The idea of conducting war-crimes trials is crackpot. In Japan, they were intended to educate the public about the war, but they backfired. Gen. Hideki Tojo, who was prime minister at the time of Pearl Harbor, embarrassed everyone by asking from the dock, “Why isn’t the emperor here?” No one dared answer that MacArthur had rewritten history to keep the emperor in power. By the time the U.S. got around to hanging a few wartime leaders, most Japanese saw the war-crimes trials as miscarriages of justice.

Most Americans do not understand that the Japanese people do not credit MacArthur with bringing democracy to Japan, although they do honor his memory as a postwar shogun. Democracy already existed in Japan, based on the parliamentary politics of the 1920s, before the militarists took over.

Another reason the Japanese don’t credit the U.S. is that halfway through the occupation the Americans changed their minds and began turning Japan into a docile American satellite for fighting the Cold War.

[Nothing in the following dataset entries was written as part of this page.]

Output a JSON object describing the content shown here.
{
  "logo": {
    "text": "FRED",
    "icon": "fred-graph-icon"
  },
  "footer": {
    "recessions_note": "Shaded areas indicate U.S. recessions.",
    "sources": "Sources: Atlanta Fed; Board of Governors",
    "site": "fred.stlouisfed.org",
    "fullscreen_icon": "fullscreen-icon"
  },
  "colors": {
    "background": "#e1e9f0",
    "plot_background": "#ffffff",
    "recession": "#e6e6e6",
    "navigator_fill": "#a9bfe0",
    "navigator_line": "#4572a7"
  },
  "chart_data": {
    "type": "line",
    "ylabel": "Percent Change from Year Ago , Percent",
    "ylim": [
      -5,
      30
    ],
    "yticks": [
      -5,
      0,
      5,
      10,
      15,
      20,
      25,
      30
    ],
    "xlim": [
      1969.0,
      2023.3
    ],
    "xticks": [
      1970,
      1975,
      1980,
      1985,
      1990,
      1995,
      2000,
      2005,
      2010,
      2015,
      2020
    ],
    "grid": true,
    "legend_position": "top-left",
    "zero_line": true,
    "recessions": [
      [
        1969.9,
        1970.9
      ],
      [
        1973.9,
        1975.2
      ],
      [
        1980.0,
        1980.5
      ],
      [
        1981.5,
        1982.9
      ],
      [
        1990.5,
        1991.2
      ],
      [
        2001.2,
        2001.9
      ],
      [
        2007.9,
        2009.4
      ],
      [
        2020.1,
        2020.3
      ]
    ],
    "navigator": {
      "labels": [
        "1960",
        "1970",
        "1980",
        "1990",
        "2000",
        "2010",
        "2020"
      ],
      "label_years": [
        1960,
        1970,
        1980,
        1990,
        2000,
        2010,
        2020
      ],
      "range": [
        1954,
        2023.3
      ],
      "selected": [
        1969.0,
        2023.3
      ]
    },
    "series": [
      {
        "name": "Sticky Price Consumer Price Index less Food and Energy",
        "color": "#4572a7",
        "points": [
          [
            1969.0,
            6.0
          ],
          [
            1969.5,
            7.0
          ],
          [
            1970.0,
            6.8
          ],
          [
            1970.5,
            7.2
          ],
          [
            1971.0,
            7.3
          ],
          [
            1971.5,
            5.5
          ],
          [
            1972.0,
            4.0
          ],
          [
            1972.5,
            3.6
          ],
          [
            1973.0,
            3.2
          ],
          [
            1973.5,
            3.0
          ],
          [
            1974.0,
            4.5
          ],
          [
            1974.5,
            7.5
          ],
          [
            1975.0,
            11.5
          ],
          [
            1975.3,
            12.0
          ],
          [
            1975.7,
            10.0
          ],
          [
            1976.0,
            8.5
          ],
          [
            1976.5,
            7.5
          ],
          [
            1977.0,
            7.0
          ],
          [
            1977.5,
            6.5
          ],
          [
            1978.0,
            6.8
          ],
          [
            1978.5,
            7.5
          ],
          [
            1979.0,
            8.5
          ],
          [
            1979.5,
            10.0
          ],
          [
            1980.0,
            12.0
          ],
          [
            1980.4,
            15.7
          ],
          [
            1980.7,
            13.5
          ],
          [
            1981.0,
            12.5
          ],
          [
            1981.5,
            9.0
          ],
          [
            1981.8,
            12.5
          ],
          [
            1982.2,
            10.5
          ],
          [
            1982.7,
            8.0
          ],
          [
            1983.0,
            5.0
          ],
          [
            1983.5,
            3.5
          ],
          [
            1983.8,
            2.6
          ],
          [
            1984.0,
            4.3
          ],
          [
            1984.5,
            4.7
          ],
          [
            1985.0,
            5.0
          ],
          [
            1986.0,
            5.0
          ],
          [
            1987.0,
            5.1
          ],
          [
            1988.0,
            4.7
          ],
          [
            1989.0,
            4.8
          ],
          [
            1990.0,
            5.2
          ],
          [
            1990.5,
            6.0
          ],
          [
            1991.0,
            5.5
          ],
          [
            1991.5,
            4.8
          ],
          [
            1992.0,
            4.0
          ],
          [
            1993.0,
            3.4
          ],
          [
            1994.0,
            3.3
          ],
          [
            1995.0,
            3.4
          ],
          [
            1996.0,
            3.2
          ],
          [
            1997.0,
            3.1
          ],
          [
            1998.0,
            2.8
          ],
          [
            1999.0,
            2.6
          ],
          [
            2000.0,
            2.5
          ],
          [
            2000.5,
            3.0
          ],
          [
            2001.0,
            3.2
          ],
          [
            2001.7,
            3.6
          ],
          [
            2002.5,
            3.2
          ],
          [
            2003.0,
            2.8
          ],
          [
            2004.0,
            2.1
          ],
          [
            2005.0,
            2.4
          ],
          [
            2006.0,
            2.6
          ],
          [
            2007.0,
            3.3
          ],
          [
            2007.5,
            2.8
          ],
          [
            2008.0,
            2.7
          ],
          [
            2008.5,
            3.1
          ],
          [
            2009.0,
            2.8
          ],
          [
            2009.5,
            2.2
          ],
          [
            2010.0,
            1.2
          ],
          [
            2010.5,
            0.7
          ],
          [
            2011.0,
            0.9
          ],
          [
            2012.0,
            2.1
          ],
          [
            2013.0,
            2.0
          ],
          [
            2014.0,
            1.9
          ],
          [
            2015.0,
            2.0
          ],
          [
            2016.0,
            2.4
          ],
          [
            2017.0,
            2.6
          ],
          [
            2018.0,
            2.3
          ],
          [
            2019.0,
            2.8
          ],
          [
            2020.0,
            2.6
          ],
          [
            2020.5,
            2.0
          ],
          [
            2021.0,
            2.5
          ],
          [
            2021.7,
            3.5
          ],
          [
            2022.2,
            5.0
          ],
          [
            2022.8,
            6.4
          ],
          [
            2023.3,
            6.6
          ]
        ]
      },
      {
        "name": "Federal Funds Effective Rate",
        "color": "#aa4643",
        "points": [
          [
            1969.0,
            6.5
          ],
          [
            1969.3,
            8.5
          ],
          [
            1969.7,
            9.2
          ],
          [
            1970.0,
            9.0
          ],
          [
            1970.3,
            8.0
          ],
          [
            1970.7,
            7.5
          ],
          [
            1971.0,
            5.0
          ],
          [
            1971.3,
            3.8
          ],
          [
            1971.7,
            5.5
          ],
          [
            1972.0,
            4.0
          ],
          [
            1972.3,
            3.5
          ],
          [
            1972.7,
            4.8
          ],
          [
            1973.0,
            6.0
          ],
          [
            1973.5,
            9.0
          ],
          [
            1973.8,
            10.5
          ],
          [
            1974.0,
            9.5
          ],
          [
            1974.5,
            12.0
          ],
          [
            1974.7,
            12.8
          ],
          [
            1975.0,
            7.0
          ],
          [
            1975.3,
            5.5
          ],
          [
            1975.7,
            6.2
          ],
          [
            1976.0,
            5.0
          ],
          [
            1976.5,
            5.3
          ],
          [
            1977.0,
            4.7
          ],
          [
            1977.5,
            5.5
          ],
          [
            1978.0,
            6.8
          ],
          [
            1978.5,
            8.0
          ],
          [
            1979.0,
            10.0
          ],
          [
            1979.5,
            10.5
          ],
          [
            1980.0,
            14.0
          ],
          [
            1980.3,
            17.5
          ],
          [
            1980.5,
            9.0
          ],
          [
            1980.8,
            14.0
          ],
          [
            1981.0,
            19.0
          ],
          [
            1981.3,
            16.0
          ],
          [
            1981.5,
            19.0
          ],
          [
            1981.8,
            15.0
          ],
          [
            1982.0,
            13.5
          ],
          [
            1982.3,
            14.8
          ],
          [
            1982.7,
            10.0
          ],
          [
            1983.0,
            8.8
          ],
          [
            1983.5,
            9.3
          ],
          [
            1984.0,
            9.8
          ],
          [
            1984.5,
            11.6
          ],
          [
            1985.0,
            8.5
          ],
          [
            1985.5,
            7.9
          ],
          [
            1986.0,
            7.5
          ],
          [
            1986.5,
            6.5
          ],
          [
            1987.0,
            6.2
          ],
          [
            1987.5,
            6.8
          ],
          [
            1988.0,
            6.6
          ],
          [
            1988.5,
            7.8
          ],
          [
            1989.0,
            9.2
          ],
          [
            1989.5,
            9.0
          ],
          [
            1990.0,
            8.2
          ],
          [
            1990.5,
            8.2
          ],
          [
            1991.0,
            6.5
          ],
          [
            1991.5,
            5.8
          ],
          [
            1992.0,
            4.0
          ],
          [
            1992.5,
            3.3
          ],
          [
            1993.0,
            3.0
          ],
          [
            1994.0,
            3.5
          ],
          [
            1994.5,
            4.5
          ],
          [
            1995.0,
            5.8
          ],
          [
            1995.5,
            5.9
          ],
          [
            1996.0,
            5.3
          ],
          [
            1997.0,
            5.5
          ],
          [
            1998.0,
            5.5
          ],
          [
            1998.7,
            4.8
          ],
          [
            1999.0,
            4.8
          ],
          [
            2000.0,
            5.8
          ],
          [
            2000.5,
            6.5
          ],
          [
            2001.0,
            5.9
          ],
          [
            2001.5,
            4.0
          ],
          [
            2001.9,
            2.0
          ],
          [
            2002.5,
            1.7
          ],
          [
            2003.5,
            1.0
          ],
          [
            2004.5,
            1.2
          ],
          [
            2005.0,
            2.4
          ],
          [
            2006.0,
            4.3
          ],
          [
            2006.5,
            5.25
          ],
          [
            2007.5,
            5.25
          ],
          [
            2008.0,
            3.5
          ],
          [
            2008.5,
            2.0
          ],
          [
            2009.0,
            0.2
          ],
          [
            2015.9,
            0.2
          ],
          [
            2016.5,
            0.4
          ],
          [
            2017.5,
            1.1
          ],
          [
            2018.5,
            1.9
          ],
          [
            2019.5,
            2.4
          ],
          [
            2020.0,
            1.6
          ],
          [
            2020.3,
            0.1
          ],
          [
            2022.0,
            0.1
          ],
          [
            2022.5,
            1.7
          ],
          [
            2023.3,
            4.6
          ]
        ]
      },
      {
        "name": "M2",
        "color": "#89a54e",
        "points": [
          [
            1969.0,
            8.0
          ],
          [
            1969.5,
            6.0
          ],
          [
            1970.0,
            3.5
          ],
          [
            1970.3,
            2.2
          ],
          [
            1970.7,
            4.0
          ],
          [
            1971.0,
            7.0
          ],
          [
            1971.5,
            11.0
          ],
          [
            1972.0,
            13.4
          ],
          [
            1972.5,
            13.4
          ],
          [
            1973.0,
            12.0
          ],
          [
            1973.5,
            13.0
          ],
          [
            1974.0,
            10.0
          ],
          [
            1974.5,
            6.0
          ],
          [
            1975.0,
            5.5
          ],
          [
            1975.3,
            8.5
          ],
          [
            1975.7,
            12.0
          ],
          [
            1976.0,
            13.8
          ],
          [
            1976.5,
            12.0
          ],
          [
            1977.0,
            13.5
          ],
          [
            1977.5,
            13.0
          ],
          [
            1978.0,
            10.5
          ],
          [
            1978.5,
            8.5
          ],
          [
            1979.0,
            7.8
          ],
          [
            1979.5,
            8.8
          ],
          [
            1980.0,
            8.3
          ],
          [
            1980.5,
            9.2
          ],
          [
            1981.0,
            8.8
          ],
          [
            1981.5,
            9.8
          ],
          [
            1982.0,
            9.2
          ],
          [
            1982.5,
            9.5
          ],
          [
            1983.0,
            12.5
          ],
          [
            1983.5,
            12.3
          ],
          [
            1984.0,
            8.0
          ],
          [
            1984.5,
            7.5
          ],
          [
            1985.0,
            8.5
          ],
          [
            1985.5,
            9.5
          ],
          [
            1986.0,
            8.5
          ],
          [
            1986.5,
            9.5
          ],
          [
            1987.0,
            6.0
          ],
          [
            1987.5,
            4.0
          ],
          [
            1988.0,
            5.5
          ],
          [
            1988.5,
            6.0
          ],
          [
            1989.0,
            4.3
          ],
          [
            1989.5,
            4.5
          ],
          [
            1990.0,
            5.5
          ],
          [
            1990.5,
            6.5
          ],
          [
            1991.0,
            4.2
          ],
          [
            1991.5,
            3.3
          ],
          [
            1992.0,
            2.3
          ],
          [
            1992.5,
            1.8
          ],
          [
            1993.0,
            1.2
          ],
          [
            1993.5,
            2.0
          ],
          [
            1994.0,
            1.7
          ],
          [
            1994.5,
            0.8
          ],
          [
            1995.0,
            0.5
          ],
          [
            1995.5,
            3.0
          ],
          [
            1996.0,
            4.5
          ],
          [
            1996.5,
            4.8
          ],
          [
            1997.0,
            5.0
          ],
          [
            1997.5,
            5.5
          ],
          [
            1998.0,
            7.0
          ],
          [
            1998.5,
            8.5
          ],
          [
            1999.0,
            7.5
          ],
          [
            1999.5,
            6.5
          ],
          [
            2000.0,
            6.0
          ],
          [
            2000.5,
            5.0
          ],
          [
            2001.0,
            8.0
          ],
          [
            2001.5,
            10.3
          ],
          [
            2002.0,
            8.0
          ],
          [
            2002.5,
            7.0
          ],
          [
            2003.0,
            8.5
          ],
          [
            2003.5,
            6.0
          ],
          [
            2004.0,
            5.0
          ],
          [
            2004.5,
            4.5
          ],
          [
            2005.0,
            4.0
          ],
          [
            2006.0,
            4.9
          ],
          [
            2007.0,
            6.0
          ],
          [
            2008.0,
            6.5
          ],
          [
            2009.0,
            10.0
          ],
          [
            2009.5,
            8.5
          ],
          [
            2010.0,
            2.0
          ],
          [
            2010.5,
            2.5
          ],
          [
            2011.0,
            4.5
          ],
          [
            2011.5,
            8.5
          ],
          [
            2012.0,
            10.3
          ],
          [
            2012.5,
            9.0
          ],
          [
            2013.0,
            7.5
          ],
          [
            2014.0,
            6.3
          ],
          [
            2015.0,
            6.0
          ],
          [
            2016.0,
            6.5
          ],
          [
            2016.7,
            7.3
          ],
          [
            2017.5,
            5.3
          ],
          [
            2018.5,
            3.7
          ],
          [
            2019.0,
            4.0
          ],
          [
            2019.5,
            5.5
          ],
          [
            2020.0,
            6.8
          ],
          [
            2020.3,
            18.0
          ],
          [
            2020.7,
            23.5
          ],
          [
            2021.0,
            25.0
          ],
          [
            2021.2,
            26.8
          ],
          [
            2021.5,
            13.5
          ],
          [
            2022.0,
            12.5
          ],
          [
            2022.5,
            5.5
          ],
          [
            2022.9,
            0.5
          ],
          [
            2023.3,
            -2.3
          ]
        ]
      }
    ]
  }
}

The so-called “reverse course” of 1947 meant welcoming back to power many of the prewar and wartime leaders whom the Americans had purged. Seeing this, the Japanese worked to take advantage of the new conditions created by the Cold War. In return for letting the U.S. keep its military bases on Japanese soil, the Japanese demanded unrestricted access to the U.S. market and American tolerance of their protectionism. The results of this policy can be seen today in any U.S. parking lot. It also produced the largest trade imbalances (in favor of Japan) in economic history.

During the early days of the Allied occupation, the Americans did not have any economic interests in Japan. But the oil lobby led by Vice President Dick Cheney is drooling to get its hands on Iraq’s oil. As late as 1999, Cheney’s former company, Halliburton, supplied Hussein with $23.8 million worth of oil field equipment.

Perhaps most obviously, MacArthur did not have a serious religion problem in Japan. He forced the emperor to renounce his status as a Shinto god, but religious impulses have always lain lightly on the Japanese psyche. Iraq, by contrast, is ruled by a minority government of Sunni Muslims that has fought bloody wars with the country’s Shiite and Kurdish majorities.

I am doubtful that a group of heavily armed American infidels can bring “democracy” to Iraq, but I know for certain that what happened 50 years ago in Japan is no model.